In my last op-ed, I discussed how the value we place on items and goods is subjective based on Carl Menger’s Subjective Theory of Value and how these concepts apply to people’s perception of value with things like fiat, gold, and bitcoin. The post outlined the idea that money cannot serve as a store of value, even though a lot of people and modern economists today still believe that it does. However, even though value cannot be stored in a sense, it doesn’t make the value we place on money whimsical — every individual has their own construct of what value is and how it justifies the means for their own ends.
Human Action: The End Determines the Importance of Means
Value cannot be stored and many Austrian economists have explained this concept over the years, despite Keynesians and other modern economists believing otherwise. In my last editorial, “Putting an End to the Bitcoin Store of Value Fallacy,” a lot of commenters disagreed with the observations and the theory discussed. Basically, the editorial relied on Menger’s definition of “value” and posited the idea that money including gold and bitcoin cannot actually store value.

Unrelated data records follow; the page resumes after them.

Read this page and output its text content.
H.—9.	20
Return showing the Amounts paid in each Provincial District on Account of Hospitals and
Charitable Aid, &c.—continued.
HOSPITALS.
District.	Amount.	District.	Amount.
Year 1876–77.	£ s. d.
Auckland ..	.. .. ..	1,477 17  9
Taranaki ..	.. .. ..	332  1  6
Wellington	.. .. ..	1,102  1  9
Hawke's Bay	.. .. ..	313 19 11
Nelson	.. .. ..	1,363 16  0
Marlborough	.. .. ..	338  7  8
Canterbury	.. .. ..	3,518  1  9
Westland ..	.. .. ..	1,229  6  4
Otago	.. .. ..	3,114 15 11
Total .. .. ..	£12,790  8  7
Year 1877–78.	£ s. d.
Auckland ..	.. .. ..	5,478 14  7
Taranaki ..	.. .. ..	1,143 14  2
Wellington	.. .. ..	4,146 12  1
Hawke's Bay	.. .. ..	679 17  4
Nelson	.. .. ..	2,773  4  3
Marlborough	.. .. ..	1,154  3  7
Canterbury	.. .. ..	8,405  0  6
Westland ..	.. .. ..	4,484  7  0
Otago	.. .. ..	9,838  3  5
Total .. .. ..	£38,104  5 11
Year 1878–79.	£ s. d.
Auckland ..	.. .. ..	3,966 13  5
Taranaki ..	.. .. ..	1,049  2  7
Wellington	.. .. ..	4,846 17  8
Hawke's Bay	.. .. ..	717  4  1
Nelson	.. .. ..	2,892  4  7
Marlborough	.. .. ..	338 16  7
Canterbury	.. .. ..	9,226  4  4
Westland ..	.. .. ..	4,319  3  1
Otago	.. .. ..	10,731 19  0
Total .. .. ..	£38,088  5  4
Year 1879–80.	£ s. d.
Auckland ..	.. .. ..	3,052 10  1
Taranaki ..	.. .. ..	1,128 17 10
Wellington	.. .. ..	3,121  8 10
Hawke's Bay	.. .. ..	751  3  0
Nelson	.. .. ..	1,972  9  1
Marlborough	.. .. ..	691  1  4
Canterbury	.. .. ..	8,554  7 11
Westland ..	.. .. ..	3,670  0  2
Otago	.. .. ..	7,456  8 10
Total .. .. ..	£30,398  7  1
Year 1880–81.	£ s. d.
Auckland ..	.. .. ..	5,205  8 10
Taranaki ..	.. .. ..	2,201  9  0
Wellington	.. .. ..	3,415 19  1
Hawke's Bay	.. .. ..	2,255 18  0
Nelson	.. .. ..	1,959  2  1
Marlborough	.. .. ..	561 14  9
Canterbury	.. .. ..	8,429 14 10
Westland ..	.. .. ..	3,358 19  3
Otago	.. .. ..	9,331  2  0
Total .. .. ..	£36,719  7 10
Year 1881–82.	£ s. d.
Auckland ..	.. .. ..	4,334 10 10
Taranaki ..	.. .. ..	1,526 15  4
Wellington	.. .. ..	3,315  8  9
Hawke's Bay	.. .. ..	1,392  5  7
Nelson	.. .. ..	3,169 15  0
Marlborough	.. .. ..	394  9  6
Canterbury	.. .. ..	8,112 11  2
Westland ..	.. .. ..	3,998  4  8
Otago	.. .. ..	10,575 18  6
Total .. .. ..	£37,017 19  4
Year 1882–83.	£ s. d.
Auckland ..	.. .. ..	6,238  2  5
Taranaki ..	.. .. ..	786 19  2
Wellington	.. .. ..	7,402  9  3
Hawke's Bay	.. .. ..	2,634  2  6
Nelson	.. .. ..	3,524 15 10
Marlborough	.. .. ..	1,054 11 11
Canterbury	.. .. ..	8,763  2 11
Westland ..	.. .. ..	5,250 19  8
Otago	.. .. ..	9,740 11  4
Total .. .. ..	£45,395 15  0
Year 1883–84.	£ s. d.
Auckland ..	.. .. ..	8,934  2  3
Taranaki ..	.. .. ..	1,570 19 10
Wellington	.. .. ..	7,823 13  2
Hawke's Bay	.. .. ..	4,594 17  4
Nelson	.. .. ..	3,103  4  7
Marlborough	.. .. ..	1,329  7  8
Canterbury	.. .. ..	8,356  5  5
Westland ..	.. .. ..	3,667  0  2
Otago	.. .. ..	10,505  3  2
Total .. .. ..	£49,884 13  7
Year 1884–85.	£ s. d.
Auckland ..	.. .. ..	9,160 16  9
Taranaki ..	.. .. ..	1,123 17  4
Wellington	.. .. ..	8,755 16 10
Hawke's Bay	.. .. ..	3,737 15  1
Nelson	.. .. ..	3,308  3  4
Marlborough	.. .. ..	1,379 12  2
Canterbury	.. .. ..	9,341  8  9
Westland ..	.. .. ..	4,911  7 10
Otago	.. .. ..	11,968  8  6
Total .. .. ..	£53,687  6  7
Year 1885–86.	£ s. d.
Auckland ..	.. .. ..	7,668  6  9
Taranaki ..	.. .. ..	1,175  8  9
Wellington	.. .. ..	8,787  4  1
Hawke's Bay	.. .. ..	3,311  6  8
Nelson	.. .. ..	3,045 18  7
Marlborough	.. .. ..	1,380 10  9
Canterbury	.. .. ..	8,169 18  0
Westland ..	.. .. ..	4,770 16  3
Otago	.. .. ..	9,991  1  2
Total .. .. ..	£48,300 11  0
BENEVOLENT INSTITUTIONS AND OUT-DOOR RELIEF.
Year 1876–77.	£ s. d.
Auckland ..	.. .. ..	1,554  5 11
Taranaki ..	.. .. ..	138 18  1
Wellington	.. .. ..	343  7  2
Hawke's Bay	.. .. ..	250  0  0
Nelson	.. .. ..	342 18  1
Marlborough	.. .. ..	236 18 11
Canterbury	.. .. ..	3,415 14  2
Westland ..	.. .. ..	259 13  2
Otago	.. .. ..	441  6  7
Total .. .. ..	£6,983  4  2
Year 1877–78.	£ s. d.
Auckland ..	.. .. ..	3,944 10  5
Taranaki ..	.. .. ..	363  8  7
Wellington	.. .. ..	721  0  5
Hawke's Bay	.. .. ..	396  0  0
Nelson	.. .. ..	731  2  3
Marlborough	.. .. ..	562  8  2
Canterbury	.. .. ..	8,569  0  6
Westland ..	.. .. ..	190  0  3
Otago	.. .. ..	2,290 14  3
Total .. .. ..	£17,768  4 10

However, it doesn’t mean money’s worth doesn’t exist or that humans don’t actually give value to things like precious metals, commodities, virtual assets, or collectibles. Value is relative in a personal way, but it is not arbitrary as it is always based on what Ludwig von Mises referred to as “human action.” In the Austrian economist’s magnum opus, “Human Action: A Treatise on Economics,” Mises presents a rational investigation of free market capitalism based on praxeology.